PHY Howto ?

Andy Fleming afleming at freescale.com
Wed Jul 26 05:19:39 EST 2006


On Jul 24, 2006, at 23:05, David H. Lynch Jr. wrote:

> Vitaly Bordug wrote:
>> On Thu, 20 Jul 2006 13:52:47 -0400 "David H. Lynch Jr."  
>> <dhlii at dlasys.net> wrote:
>>> If I am writing a network MAC driver, for hardware that has a phy  
>>> that is already supported, if I provide the appropriate mdio_read 
>>> () and mdio_write() calls to access the phy registers, and setup  
>>> my config to include phylib and drivers for my specific phy, what  
>>> else do I have to take care of with respect to the phy within my  
>>> driver ? Are there some resources, howto's, examples, ...  
>>> demonstrating how to use phylib ?
>> There is pretty good writeup in Documentation about your concern,  
>> find it at Documentation/networking/phy.txt . Live example is  
>> obviously drivers/net/gianfar*
>     Thanks that proved useful. I am already using gianfar as a  
> reference - but it is not a NIC I am familiar with.
>     And I still have some questions:
>
>           What is the distinction/interaction between phylib and  
> MII support ?
>
>           Are they independent ways of doing something similar ? Or  
> do they work together.
>


The MII code is an older interface to PHYs which provided some, but  
not all of the PHY layer's capabilities.  I don't anticipate its  
going away anytime soon, but the PHY layer was designed to replace  
it.  I don't currently know of any reason for a driver to support the  
MII interface, other than legacy reasons (that's not to say there are  
none, but I don't know of them).  The mii_if_info structure is only  
needed if you invoke one of the mii_* functions, the functionalities  
of which are provided by the PHY library.  So I guess my answer is  
that they are independent ways of doing something similar.

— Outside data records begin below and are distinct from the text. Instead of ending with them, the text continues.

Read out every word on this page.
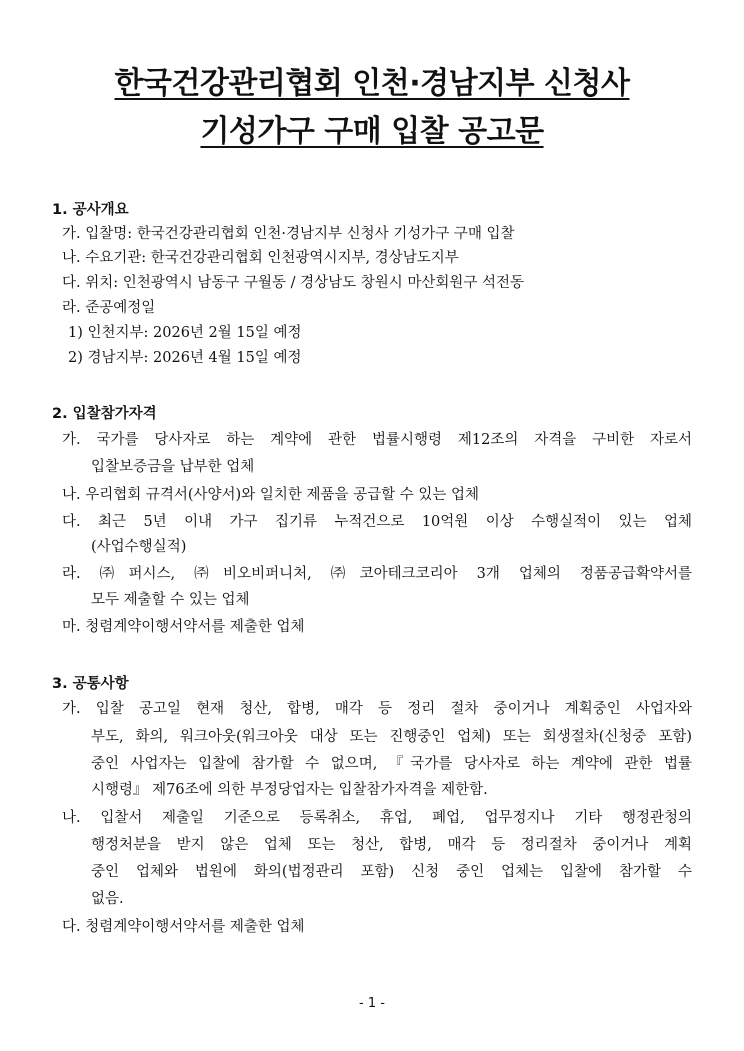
한국건강관리협회 인천·경남지부 신청사
기성가구 구매 입찰 공고문
1. 공사개요
가. 입찰명: 한국건강관리협회 인천·경남지부 신청사 기성가구 구매 입찰
나. 수요기관: 한국건강관리협회 인천광역시지부, 경상남도지부
다. 위치: 인천광역시 남동구 구월동 / 경상남도 창원시 마산회원구 석전동
라. 준공예정일
1) 인천지부: 2026년 2월 15일 예정
2) 경남지부: 2026년 4월 15일 예정
2. 입찰참가자격
가. 국가를 당사자로 하는 계약에 관한 법률시행령 제12조의 자격을 구비한 자로서
입찰보증금을 납부한 업체
나. 우리협회 규격서(사양서)와 일치한 제품을 공급할 수 있는 업체
다. 최근 5년 이내 가구 집기류 누적건으로 10억원 이상 수행실적이 있는 업체
(사업수행실적)
라. ㈜퍼시스, ㈜비오비퍼니처, ㈜코아테크코리아 3개 업체의 정품공급확약서를
모두 제출할 수 있는 업체
마. 청렴계약이행서약서를 제출한 업체
3. 공통사항
가. 입찰 공고일 현재 청산, 합병, 매각 등 정리 절차 중이거나 계획중인 사업자와
부도, 화의, 워크아웃(워크아웃 대상 또는 진행중인 업체) 또는 회생절차(신청중 포함)
중인 사업자는 입찰에 참가할 수 없으며, 『국가를 당사자로 하는 계약에 관한 법률
시행령』 제76조에 의한 부정당업자는 입찰참가자격을 제한함.
나. 입찰서 제출일 기준으로 등록취소, 휴업, 폐업, 업무정지나 기타 행정관청의
행정처분을 받지 않은 업체 또는 청산, 합병, 매각 등 정리절차 중이거나 계획
중인 업체와 법원에 화의(법정관리 포함) 신청 중인 업체는 입찰에 참가할 수
없음.
다. 청렴계약이행서약서를 제출한 업체
- 1 -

There are functions in phy.c to replace the generic mii functions for  
getting and setting speed/duplex values:
phy_ethtool_sset
phy_ethtool_gset

And a function to perform the mii_ioctl commands, which is highly  
discouraged.  It messes around with the PHY behind the scenes,  
leaving the PHY layer out of the loop.


>
>           To get MII working I need to provide/populate  an  
> mii_if_info structure and supply register read/write routines.
>
>           Since communicating with the PHY is MAC dependent  
> shouldn't I need to do the same for PHYLIB ?

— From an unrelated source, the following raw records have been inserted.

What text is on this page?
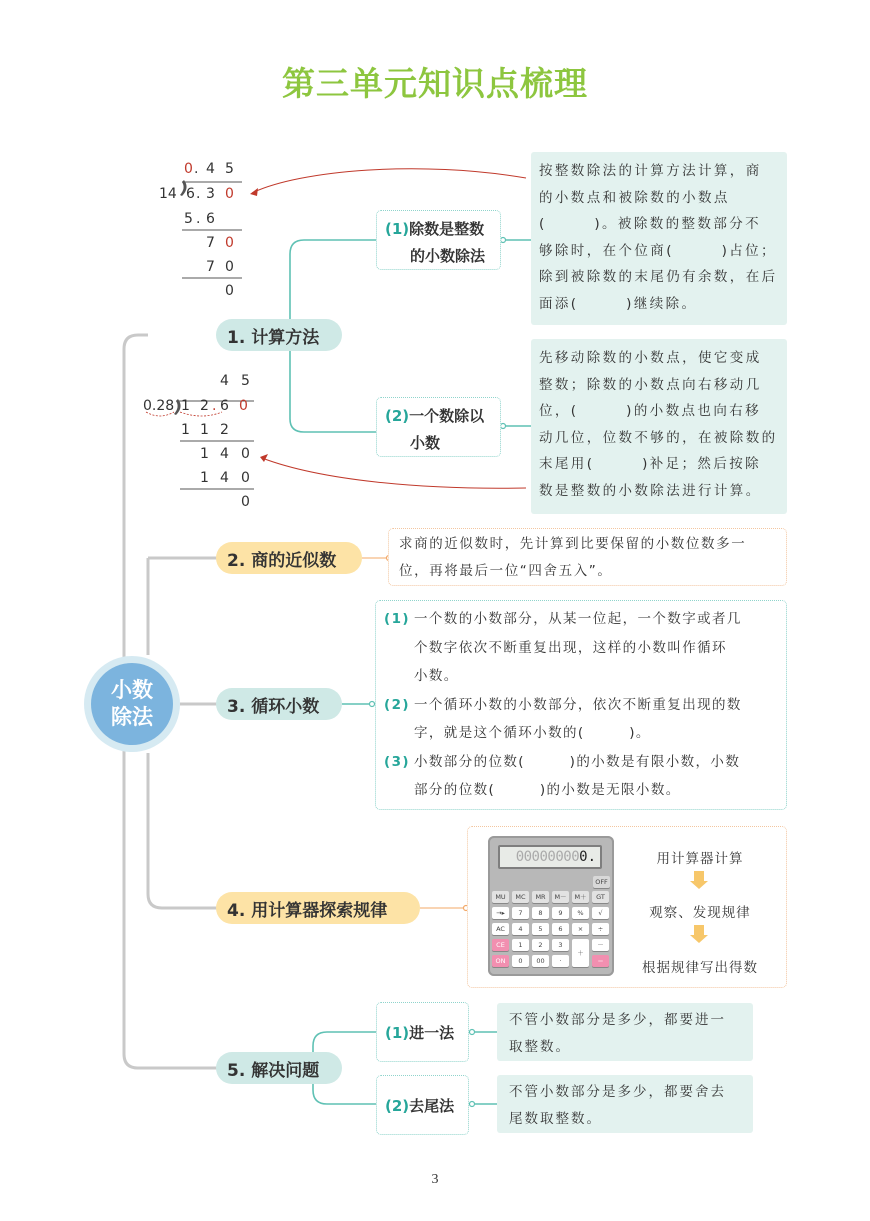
第三单元知识点梳理
0 . 4 5
14 6 . 3 0
5 . 6
7 0
7 0
0
4 5
0.28 1 2 . 6 0
1 1 2
1 4 0
1 4 0
0
小数
除法
1. 计算方法
2. 商的近似数
3. 循环小数
4. 用计算器探索规律
5. 解决问题
(1)除数是整数
的小数除法
(2)一个数除以
小数
按整数除法的计算方法计算，商
的小数点和被除数的小数点
(　　　)。被除数的整数部分不
够除时，在个位商(　　　)占位；
除到被除数的末尾仍有余数，在后
面添(　　　)继续除。
先移动除数的小数点，使它变成
整数；除数的小数点向右移动几
位，(　　　)的小数点也向右移
动几位，位数不够的，在被除数的
末尾用(　　　)补足；然后按除
数是整数的小数除法进行计算。
求商的近似数时，先计算到比要保留的小数位数多一
位，再将最后一位“四舍五入”。
(1) 一个数的小数部分，从某一位起，一个数字或者几
个数字依次不断重复出现，这样的小数叫作循环
小数。
(2) 一个循环小数的小数部分，依次不断重复出现的数
字，就是这个循环小数的(　　　)。
(3) 小数部分的位数(　　　)的小数是有限小数，小数
部分的位数(　　　)的小数是无限小数。
000000000.
OFF
MU	MC	MR	M－	M＋	GT
→▸	7	8	9	%	√
AC	4	5	6	×	÷
CE	1	2	3
＋
－
ON	0	00	·	＝
用计算器计算
观察、发现规律
根据规律写出得数
(1)进一法
(2)去尾法
不管小数部分是多少，都要进一
取整数。
不管小数部分是多少，都要舍去
尾数取整数。
3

Look at drivers/net/gianfar_mii.c.  You need to provide an mii_bus  
structure, which has pointers to read, write, and reset functions.   
It also has power/suspend functions.  Basically, the MDIO hardware on  
your NIC gets treated as a separate device.  It's fairly  
straightforward for your NIC to treat it as part of itself, though.


>
>           As I understand it although PHY's are similar, and the  
> same PHY may be used on different NIC's
>           Communications to the PHY typically go through the NIC.
>           So my Network driver has to provide routines to read/ 
> write the registers of the PHY, which phylib and the phy driver  
> then use.


That's pretty much it.  The same PHY type will be used on different  
NICs.  Hopefully, you don't want to share a PHY between two NICs.   
That's not currently supported.  And I'm not really sure how it would  
work, in truth.  But the driver can be shared for each PHY device.   
And the NIC exposes the MDIO bus as a full bus device.